Trend Micro Discovers "SafeNet" - a New Targeted Espionage Operation Online

Monday, May 20, 2013

Steve Ragan

A58bf865b185e0e3f665473bf8f3ca6d

Researchers at Trend Micro have discovered a new espionage campaign, called SafeNet, which has targeted more than 100 countries since it was established. The campaign itself is straightforward, with the use of email as a means to gain initial access, but notable too as it remained undetected for so long.

While investigating SafeNet, Trend Micro’s Nart Villeneuve wrote in a whitepaper that there were two attack campaigns, each targeting a specific set of organizations. In the first campaign, it was determined that Safenet snared 243 unique victims in eleven countries. The second campaign logged 11,563 victims in 116 countries.

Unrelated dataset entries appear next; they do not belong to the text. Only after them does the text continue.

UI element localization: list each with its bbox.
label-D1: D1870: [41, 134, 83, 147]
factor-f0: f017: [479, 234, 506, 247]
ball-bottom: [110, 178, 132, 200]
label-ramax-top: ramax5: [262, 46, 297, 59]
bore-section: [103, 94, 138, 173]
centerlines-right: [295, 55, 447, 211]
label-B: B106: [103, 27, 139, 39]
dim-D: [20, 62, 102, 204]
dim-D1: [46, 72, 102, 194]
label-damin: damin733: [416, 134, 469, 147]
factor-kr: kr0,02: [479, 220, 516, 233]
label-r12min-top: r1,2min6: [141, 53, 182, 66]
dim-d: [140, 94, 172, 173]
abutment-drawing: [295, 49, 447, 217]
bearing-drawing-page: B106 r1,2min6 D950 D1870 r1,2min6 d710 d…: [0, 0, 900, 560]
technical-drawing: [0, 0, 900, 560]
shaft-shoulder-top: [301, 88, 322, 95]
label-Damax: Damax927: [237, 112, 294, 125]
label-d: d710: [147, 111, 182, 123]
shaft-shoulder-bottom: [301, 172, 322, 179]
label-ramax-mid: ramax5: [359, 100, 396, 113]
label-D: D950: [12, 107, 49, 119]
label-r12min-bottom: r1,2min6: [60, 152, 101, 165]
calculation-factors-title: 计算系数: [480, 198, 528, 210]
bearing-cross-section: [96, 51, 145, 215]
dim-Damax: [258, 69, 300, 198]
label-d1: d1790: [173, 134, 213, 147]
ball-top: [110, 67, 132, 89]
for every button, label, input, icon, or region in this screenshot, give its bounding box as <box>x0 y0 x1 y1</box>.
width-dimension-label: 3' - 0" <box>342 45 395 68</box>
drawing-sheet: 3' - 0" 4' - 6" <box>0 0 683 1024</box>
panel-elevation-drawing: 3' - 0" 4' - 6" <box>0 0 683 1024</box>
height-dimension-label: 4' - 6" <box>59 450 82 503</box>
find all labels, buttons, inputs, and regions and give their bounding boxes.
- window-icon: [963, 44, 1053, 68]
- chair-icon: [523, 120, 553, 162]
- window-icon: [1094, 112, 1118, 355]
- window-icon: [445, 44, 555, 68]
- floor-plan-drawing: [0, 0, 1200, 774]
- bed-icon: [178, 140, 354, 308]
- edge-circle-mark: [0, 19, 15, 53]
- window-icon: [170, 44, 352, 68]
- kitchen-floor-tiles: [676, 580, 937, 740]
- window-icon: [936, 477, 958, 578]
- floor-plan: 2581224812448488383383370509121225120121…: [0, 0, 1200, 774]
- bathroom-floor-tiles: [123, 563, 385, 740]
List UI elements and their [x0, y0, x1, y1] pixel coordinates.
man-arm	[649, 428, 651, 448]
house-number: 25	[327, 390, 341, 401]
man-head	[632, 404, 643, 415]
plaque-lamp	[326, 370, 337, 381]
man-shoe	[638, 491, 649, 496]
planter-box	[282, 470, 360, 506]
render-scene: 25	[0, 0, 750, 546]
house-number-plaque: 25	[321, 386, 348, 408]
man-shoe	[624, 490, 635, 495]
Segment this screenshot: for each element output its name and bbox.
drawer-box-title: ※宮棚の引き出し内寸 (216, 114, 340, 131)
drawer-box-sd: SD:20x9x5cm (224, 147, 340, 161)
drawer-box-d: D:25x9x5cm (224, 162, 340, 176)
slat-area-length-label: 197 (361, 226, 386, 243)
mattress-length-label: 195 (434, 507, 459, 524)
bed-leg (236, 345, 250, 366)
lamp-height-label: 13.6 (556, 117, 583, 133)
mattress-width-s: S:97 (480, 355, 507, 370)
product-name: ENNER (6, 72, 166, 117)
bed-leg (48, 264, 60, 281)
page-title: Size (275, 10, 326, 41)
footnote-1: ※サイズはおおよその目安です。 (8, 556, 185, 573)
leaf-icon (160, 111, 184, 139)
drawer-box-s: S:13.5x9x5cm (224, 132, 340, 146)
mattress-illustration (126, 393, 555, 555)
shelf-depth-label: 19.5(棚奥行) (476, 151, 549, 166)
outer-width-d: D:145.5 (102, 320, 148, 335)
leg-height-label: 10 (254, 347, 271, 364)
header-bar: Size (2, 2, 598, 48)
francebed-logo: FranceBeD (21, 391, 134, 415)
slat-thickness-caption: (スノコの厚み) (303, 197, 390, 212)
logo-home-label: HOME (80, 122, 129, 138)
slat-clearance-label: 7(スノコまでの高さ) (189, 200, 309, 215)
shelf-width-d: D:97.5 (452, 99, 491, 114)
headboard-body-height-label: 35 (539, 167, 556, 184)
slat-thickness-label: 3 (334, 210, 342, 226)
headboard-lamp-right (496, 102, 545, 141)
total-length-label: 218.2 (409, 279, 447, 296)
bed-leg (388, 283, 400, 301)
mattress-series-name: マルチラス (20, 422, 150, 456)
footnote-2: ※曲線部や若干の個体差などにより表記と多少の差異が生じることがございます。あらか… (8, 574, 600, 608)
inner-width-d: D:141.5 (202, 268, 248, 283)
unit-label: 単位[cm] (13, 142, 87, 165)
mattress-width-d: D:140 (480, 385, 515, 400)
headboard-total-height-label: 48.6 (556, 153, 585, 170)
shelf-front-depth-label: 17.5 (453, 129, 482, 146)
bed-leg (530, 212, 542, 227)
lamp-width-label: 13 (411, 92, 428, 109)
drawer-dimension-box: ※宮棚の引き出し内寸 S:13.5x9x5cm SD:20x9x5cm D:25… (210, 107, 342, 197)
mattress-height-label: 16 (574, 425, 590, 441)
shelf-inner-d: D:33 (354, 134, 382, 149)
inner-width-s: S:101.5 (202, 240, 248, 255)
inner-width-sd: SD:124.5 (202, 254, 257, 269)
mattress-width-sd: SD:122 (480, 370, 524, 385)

These numbers are based on the IP data that was discovered on the Command and Control (C&C) servers used by the attackers, so the actual count may be smaller Trend Micro noted. However, India, the U.S., China, Pakistan, and the Philippines were the top five victims based on IP data, followed by Russia, Brazil, Romania, and Saudi Arabia.

“While determining the intent and identity of the attackers remains difficult, we assessed that this campaign is targeted and uses malware developed by a professional software engineer who may be connected to the cybercriminal underground in China. However, the relationship between the malware developers and the campaign operators themselves remains unclear,” Villeneuve said in a blog post.

Based on the whitepaper, the data collected supports an attacker somewhere in Asia given that on both C&C server logs, administrator access came from China, Hong Kong, and South Korea a majority of the time.

The malware used in the campaign was designed to steal data, but it could be quickly modified to offer additional functionality. In a whitepaper supporting the SafeNet research, it was reported that tools used to extract saved passwords from Internet Explorer, Firefox, as well as Remote Desktop Protocol credentials discovered.

“Ongoing cyber-espionage campaigns have been successfully infiltrating targets worldwide, many of which have been active for years. However, the amount of public exposure, especially of noisier and larger campaigns, has been increasing,” the whitepaper concludes.

“Perhaps due to their success, these campaigns’ operators intensified their operations, causing them to be increasingly visible. But smaller campaigns are beginning to emerge; these use small clusters of C&C servers and new malware as well as attack fewer targets.”

Trend Micro, in the first release of their report, called this campaign SafeNet. Shortly after the research was released, the whitepaper was taken offline, and the campaign was renamed to Safe, which it most certainly isn’t.

As it turns out, it would seem that SafeNet, Inc., a data protection firm in Maryland, took offence to the name given to the espionage campaign. It is unfortunate that Trend Micro had to alter their research and add the disclaimer that “...there is no connection between this attack and SafeNet, Inc. ...”

It isn’t as if a serious practitioner within the world of InfoSec would have assumed the names were related. So the fact that such a warning was required is insulting.

A full copy of the modified report is available here.

11230
Post Rating I Like this!
Default-avatar
mike lines The malware used in the campaign was designed to steal data, but it could be quickly modified to offer additional functionality. In a whitepaper supporting the SafeNet research, it was reported that tools used to extract saved passwords from Internet Explorer, Firefox, as well as Remote Desktop Protocol credentials discovered. https://oddstar.co/
1425814842
Default-avatar
mike lines Perhaps due to their success, these campaigns’ operators intensified their operations, causing them to be increasingly visible. But smaller campaigns are beginning to emerge; these use small clusters of C&C servers and new malware as well as attack fewer targets. https://simpleaccounting.sg/simbiz/
1426078543
The views expressed in this post are the opinions of the Infosec Island member that posted this content. Infosec Island is not responsible for the content or messaging of this post.

Unauthorized reproduction of this article (in part or in whole) is prohibited without the express written permission of Infosec Island and the Infosec Island member that posted this content--this includes using our RSS feed for any purpose other than personal use.